AI Across the Ecosystem
At IMTS 2026, visitors will see industrial AI at every level of the manufacturing technology stack – from cloud platforms and AI-native applications to embedded capabilities inside machines, controls, software, inspection systems, automation, and digital thread solutions. Hyperscalers such as Amazon Web Services, Google Cloud, and Microsoft will show how cloud platforms, data infrastructure, and AI development tools can connect engineering, operations, and IT systems to deliver role-specific insights for executives, engineers, and frontline operations.
“The real magic happens at the intersection of data from engineering technology, operational technology, and IT software,” said Praveen Rao, global director and manufacturing industry lead, Google Cloud. “By connecting these silos, Google Cloud’s AI platform Gemini Enterprise enables manufacturers to deploy specialized agents that interpret real-time visual and sensor data, preventing downtime before it happens and helping close productivity gaps. This isn’t just optimization; it’s an agentic shift that can build the future of autonomous manufacturing.”
“AI-native manufacturing solution providers create specialized AI solutions for specific use cases,” said AMT’s Kelly. “Visitors will find a concentration of AI-native solutions in the new Industrial AI Arena.” Exhibitors include:
- Atomic Industries, a vertically integrated manufacturing company that handles the entire injection molding process from mold design and tooling through production of finished parts as a single, software-driven organization. Atomic Industries radically compresses cycle times while offering a globally competitive piece price on made-in-the-USA molds.
- Ignizia is an AI-native manufacturing platform that makes industrial AI practical by digitizing a company's operating reality, prioritizing where AI delivers measurable ROI, and enabling it to move from pilot to production with confidence, even when its data and processes are fragmented.
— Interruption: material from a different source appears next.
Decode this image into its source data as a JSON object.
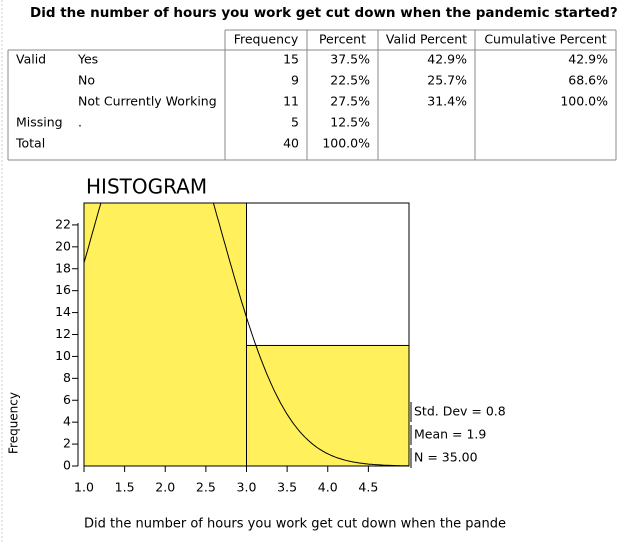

- C-Infinity, whose AutoAssembler AI compiles CAD and PLM information and generates production-ready assembly instructions. It turns weeks of work into minutes and accelerates design and engineering changes, including those for large and complex assemblies.
- Purchaser.ai, which automates and streamlines the RFQ process. Vendor submissions can arrive in any format (PDF, Excel, email bodies) and Purchaser will extract, normalize, and structure each submission into a unified schema, as well as provide assessment analytics.
Embedded AI technology enhances the features and functions of manufacturing technology and creates new capabilities. Examples at IMTS include:
- Automation and robot providers such as FANUC, Standard Bots, Universal Robots, and others will demonstrate how AI elevates automation through easier programming, vision systems with better object recognition, and enhanced motion capabilities.
- Autodesk Fusion CAD/CAM software integrates AI across its workflows to augment creative exploration and problem-solving, automate tedious and repetitive work, and analyze project data to offer predictive insights.
- Hexagon Manufacturing Intelligence is embedding AI into its Esprit Edge CAM platform, introducing tools such as ProPlanAI, which uses historical machining data to predict and optimize processes for new parts. This capability reduces programming time, minimizes errors, and enables less-experienced programmers to achieve expert-level results.
- Heidenhain’s TNC7 control features interactive tools and automation capabilities that streamline CNC program generation and reduce programming time while maintaining the company’s signature precision. A new AI chatbot raises task-oriented support to a new level.
- High QA offers AI-powered software for automatic ballooning (GD&T data in seconds), inspection, reporting (including first-article inspections that are 10 times faster), and 2D and 3D model-based design collaboration.
- Keyence vision systems with advanced detection can learn the difference between product types.
- Mazak, Okuma, Siemens, and other machine tool and CNC control manufacturers use AI to reduce programming and setup time, shorten cycle time, stabilize machining accuracy without human intervention, and diagnose machine operating conditions.